Carrot & Stick Awards

Carrot and StickNot surprisingly, DCS, Inc. awards Mass Mutual a carrot for finally paying client benefits due for the last 8 months. With the assistance of DCS, Mass Mutual was finally persuaded its delay in investigating our client’s claim wasn’t reasonable. However, it was through this process that we discovered Mass Mutual could be following in CIGNA’s footsteps by insisting on speaking with treating physicians before paying claims. “Since when has it been a Mass Mutual internal protocol to call all treating physicians?”, we asked. The response to us was that “each claim is reviewed according to its own merits.” Good response, but Mass Mutual’s delay in paying our client wasn’t reasonable. Finally, after contacting the company on a daily basis, our client received all back benefits due.

A stick is given to Unum’s CEO Tom Watjen who appeared on CNBC and described Unum as helping employees because federal programs are insufficient. It has never been our experience that Unum helps anyone.

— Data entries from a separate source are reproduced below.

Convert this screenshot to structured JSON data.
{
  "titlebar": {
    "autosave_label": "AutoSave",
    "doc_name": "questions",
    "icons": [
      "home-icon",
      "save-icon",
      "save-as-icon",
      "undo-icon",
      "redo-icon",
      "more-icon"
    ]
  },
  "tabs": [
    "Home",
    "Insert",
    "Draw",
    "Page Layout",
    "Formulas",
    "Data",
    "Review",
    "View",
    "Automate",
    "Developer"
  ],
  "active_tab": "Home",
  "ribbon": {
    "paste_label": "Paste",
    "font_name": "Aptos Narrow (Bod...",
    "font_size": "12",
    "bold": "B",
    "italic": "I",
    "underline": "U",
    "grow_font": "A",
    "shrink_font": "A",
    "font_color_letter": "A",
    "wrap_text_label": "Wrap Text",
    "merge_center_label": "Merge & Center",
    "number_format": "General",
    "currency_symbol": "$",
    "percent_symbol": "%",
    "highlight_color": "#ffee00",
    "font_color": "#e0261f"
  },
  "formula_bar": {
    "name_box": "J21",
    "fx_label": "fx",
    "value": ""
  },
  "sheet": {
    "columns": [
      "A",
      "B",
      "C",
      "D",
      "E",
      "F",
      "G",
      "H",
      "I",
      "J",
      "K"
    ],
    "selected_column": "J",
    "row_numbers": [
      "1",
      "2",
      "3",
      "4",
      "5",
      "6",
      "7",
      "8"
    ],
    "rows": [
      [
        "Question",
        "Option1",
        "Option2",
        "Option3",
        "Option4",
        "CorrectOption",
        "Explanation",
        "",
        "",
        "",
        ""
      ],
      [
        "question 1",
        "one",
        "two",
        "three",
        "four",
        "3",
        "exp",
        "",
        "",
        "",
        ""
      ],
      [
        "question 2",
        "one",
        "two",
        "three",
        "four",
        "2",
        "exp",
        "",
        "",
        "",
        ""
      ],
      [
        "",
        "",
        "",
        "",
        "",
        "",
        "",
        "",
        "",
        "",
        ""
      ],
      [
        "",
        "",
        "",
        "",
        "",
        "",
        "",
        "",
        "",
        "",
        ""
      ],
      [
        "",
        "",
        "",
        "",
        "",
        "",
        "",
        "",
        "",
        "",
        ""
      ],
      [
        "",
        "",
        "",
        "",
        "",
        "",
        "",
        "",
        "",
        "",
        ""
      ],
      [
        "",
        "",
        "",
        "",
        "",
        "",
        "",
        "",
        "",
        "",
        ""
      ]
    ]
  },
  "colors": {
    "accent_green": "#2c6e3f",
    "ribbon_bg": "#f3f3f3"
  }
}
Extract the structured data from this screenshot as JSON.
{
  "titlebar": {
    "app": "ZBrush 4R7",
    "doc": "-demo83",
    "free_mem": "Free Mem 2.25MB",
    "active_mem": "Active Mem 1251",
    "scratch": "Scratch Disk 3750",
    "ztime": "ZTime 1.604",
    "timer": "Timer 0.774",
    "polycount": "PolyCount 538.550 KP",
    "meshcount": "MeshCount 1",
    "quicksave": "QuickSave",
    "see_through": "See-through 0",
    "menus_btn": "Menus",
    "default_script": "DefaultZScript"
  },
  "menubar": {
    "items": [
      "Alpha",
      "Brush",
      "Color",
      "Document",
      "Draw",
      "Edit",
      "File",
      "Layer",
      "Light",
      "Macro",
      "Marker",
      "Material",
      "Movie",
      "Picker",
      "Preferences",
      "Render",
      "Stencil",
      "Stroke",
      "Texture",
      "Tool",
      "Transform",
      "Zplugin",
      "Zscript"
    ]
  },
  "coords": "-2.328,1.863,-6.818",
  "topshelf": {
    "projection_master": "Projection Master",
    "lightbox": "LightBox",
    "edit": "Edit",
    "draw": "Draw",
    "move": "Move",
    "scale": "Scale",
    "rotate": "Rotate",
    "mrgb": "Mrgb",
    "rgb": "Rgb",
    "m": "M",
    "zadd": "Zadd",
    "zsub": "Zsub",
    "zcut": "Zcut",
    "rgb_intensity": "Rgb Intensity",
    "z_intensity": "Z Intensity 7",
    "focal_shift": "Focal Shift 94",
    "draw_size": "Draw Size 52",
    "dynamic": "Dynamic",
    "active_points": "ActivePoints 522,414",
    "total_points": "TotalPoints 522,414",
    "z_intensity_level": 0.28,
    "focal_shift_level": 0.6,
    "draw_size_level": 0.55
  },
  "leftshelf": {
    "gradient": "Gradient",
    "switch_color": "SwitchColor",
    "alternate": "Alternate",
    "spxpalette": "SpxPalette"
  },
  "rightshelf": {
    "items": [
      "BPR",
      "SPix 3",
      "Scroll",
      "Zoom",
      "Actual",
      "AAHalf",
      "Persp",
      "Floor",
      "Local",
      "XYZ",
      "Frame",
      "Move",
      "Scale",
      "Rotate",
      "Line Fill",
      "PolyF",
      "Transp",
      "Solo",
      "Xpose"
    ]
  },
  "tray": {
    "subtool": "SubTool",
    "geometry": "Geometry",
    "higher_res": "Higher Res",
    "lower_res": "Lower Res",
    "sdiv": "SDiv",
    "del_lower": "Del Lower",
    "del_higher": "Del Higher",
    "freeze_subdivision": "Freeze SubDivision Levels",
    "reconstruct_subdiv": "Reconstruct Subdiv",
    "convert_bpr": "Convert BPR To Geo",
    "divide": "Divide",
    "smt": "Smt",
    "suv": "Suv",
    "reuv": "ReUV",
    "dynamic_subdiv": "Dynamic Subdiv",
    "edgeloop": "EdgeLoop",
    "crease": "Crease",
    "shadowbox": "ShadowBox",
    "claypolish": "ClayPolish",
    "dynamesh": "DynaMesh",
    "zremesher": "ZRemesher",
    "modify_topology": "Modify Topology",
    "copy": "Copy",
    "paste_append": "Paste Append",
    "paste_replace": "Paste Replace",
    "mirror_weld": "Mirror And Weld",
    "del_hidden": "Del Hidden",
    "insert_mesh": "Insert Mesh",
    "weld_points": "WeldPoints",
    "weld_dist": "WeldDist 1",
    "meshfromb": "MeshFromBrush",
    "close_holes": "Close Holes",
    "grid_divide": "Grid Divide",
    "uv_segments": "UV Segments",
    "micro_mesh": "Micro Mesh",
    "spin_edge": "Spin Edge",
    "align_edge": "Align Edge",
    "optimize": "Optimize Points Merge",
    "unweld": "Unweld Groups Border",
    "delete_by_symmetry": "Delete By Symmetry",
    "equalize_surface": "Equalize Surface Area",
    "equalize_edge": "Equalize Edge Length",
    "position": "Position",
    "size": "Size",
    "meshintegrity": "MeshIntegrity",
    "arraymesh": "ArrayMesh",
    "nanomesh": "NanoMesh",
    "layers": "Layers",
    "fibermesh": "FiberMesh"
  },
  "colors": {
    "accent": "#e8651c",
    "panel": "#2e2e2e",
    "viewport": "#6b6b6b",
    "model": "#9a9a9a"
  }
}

Perhaps CEO Watjen needs to come out of the rock he’s been managing from and take a closer look at his claims and medical departments that deny claims unfairly for profit. Unum continues to be in violation of the multi-state settlement and remains an “unlawful organization.”

Although Unum’s stock price appears to be increasing, buying back 500 million in Treasury Stock artificially raised the market price. Any incremental increase in stock may not have been attributable to real growth particularly when Unum UK lost money. In fact, the Brits are still looking to rid their welfare system of Unum’s influence and in 2013 took to the streets in social protest. In my opinion “Mad Money” didn’t do their investigative homework before asking CEO Watjen to appear on the show.